So I'm about to board a plane tomorrow for Denver to see a couple of college friends I haven't seen in awhile. One of them was at my wedding almost three years ago when I was at my skinniest by accident--wedding planning, excitement and constant activity had me practically forgetting to eat. The other knew me at a time in my life when I was eating pints of ice-cream just to prove I could, abandoning nutrition and any rules I'd ever made myself follow so that I could just stop being afraid of food all the time. I was puffy-faced and heavier, but working something important through.
As I think about my relationships with them--and how many phases of dieting and body size they've seen me through--I realize how much history I carry of different ways of seeing and being with my body. I have been afraid of it and in awe of it, disgusted by it and open to its soft rhythms. Sometimes I've weighed more and sometimes I've weighed less.
When we have friends over the years, family, loved ones, they see the fluctuations we wear. In fact, one thing about our bodies is that they broadcast to the world, whether we like it or not, a lot of what we're experiencing or going through on the inside. It can be humbling.

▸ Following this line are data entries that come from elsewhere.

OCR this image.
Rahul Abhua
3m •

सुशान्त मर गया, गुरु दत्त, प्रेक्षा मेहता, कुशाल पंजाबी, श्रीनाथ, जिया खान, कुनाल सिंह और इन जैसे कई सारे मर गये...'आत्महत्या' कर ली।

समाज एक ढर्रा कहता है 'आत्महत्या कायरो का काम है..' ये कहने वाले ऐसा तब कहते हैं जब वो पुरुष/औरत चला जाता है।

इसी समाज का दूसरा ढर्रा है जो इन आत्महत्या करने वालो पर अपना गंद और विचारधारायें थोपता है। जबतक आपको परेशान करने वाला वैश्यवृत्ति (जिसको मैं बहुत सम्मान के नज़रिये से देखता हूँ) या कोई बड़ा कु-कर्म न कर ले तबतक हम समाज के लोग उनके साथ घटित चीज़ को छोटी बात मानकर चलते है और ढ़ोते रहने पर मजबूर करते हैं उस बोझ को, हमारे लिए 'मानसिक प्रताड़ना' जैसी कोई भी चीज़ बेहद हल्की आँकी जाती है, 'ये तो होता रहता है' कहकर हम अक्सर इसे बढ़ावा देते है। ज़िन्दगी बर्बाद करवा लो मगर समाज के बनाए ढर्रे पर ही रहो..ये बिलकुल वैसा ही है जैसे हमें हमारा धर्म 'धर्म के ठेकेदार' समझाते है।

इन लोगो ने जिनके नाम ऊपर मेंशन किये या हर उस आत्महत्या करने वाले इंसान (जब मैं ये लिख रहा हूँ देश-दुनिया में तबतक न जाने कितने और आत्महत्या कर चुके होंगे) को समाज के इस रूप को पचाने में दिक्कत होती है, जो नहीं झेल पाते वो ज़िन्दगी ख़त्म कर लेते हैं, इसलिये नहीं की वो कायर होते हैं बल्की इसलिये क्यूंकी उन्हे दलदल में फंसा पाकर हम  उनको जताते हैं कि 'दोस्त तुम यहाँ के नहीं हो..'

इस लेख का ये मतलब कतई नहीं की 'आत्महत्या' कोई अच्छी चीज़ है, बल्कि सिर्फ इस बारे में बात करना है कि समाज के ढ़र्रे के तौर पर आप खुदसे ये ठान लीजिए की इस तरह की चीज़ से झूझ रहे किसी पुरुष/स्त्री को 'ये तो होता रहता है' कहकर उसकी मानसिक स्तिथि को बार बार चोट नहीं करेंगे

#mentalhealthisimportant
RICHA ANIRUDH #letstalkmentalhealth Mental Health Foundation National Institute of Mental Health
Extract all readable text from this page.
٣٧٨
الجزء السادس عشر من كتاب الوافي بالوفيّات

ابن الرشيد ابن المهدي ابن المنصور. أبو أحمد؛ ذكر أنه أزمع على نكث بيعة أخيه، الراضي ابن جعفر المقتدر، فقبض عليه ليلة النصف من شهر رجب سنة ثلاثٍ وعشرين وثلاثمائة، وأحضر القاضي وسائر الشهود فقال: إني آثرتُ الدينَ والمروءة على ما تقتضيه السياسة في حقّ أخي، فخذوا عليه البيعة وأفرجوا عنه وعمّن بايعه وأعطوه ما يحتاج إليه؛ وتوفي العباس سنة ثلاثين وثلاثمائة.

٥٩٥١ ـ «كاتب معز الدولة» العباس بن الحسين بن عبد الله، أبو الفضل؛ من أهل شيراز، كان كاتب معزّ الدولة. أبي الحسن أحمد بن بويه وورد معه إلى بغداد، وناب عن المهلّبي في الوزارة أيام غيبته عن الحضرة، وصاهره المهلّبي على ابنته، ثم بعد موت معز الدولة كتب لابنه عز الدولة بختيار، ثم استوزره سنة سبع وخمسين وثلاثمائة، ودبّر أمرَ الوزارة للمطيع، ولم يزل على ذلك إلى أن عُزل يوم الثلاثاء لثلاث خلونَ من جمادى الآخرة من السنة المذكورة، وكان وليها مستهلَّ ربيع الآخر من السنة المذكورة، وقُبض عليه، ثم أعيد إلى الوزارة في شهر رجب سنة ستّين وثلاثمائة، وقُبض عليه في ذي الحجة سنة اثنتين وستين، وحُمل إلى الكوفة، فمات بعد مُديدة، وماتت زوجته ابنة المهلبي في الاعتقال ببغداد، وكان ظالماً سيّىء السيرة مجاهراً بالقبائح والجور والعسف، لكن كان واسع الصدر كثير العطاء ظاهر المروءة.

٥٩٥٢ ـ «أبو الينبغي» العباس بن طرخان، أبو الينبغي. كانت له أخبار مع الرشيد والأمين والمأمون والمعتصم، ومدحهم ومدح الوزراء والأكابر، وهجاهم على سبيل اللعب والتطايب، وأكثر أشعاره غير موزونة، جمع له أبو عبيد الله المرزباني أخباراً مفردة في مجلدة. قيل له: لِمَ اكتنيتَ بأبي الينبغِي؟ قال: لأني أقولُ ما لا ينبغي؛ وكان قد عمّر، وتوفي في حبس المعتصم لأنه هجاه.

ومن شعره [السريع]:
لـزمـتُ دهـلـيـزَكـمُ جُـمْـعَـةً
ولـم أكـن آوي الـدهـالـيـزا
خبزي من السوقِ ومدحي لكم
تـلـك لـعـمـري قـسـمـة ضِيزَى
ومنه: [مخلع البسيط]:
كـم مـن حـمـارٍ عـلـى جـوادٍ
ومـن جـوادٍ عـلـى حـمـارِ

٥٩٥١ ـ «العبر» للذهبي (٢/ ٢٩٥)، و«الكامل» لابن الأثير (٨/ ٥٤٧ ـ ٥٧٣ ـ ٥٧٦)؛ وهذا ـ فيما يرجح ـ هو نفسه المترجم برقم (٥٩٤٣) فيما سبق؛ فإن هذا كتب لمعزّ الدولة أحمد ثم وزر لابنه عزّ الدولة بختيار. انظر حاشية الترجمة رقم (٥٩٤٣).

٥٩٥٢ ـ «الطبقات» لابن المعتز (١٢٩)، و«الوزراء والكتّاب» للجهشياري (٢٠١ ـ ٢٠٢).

One friend I know almost decided not to go to a recent reunion of some of his army buddies because of his recent weight gain--he was afraid of what people would think, especially since they had known him as a free-wheeling, buff guy twenty years ago. He pushed himself to go anyway and had a great time. What would he have missed if he hadn't gone?
I wonder what we think our weight will say about us, and how we interpret it when we feel exposed to others in our lives. Does weight equal failure? Loss of control? Depression? Sometimes it also exposes our humanness, the crazy pace of our lives. For me, it often just means I'm going through a period where it's harder to listen and slow down. Eventually, a sense of heaviness and weight tells me I need to change what I'm doing and start attending to myself and my body more.
I guess if we're really in alignment with our bodies, that what they would say about how we are wouldn't be so different from the same truths we hold inside. What's so bad about that? The problem is when we split off, wish they said something different than they do, wish we could lie. Those who really care about us see what our bodies say, even if we'd rather pretend that everything is fine. But also, sometimes our bodies look 'fine' on the outside and don't reveal the part of us that is vulnerable, the part that is clutching desperately to a more controlled diet so that we don't have to feel feelings of fear or overwhelm.
What do you think your body says about you right now, and how do you feel about the world getting that message? Is your outside consistent with your insides, your feelings about your life? If not, why? Is there anything you're trying to hide that your body is saying for you instead?
Get curious about unpacking and deconstructing the stories that you, your body, and those around you might tell about you--are they consistent? If not, how might you make them more so, listening and catching up with your body's wisdom and feeling less shame about what it has to reveal? What are you hiding that your body and those close to you already know?